= Thomas Judson (printer) =

Thomas Judson (fl. 1584-1600) was an Elizabethan printer, best known for printing William Jaggard's first two editions of The Passionate Pilgrim (1599), which Jaggard attributed to William Shakespeare.

Thomas obtained his freedom of the Company by patrimony in January 1581. He was a son of the very prominent Tudor printer John Judson, Stationer in London from c. 1542 until his death in 1589. John was already a senior member of the Worshipful Company of Stationers at its incorporation by Queen Mary in 1557, and was Warden of the Company in 1560-61, 1562-63 and 1570-71, and Master of the Company in 1587-88. In 1569 John Judson operated from the Sign of the Hedghogg in Paul's Churchyard.
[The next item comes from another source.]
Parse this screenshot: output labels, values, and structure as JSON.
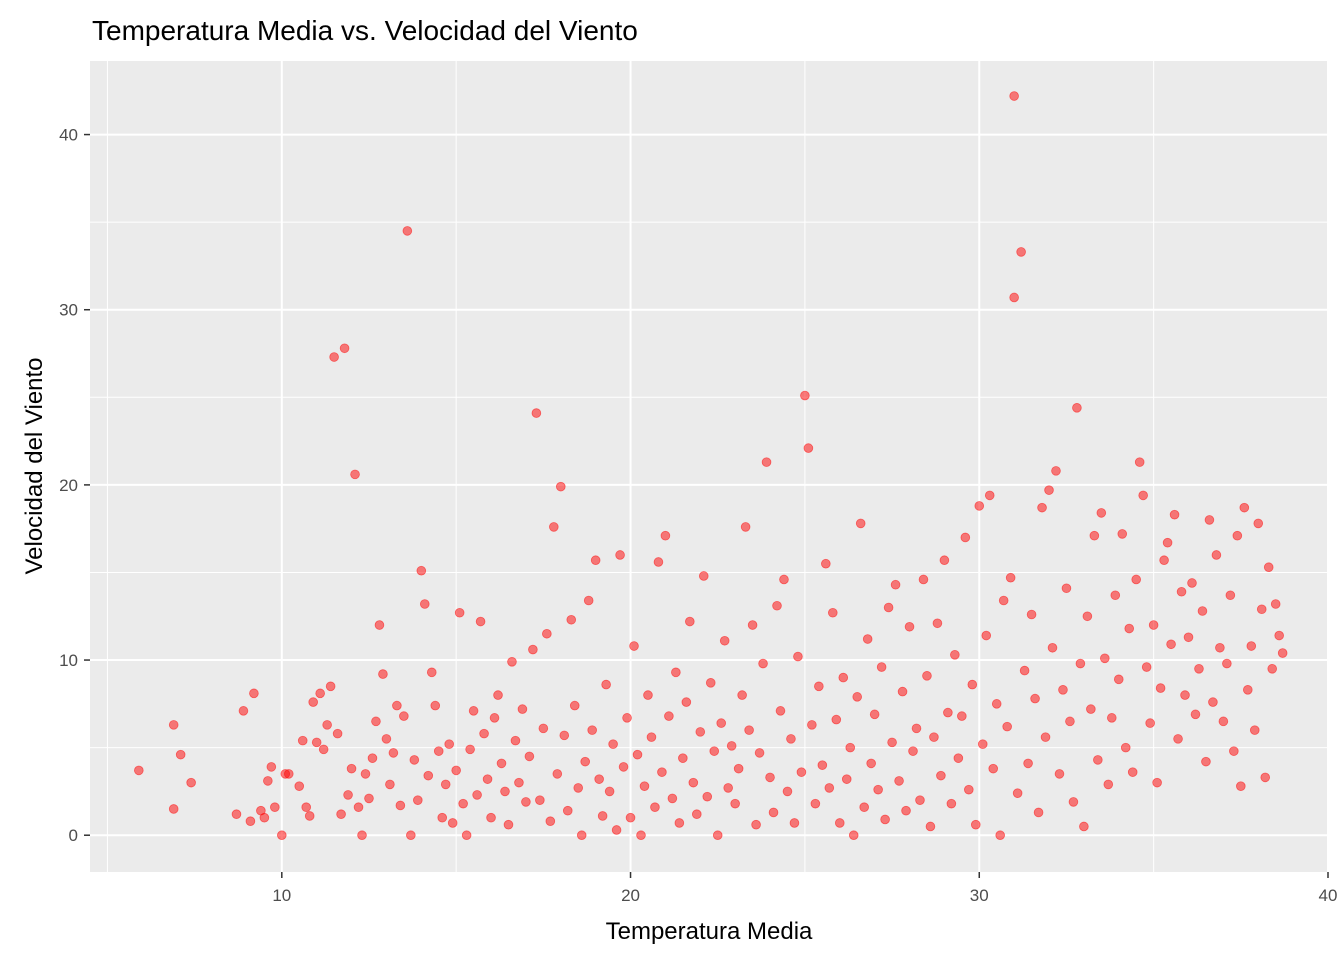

In his will of 4 May 1588 John left his stock of money held by the Stationers for partnerships to his widow Alice for life, and then to descend to his son Thomas (notwithstanding that Thomas was the second-named of his two sons, and both were to be his Overseers). On 6 May 1592 a dinner for Mistress Judson was held at Stationers' Hall, for which Thomas contributed forty shillings.

In business Thomas Judson was the partner of John Windet. They were in joint occupation of a house called the White Bear in Addle or Addling Hill, near Baynard's Castle, near to, or the same as, premisses later occupied by the printer Valentine Simmes. In early 1600 he sold his business to the printer John Harrison III.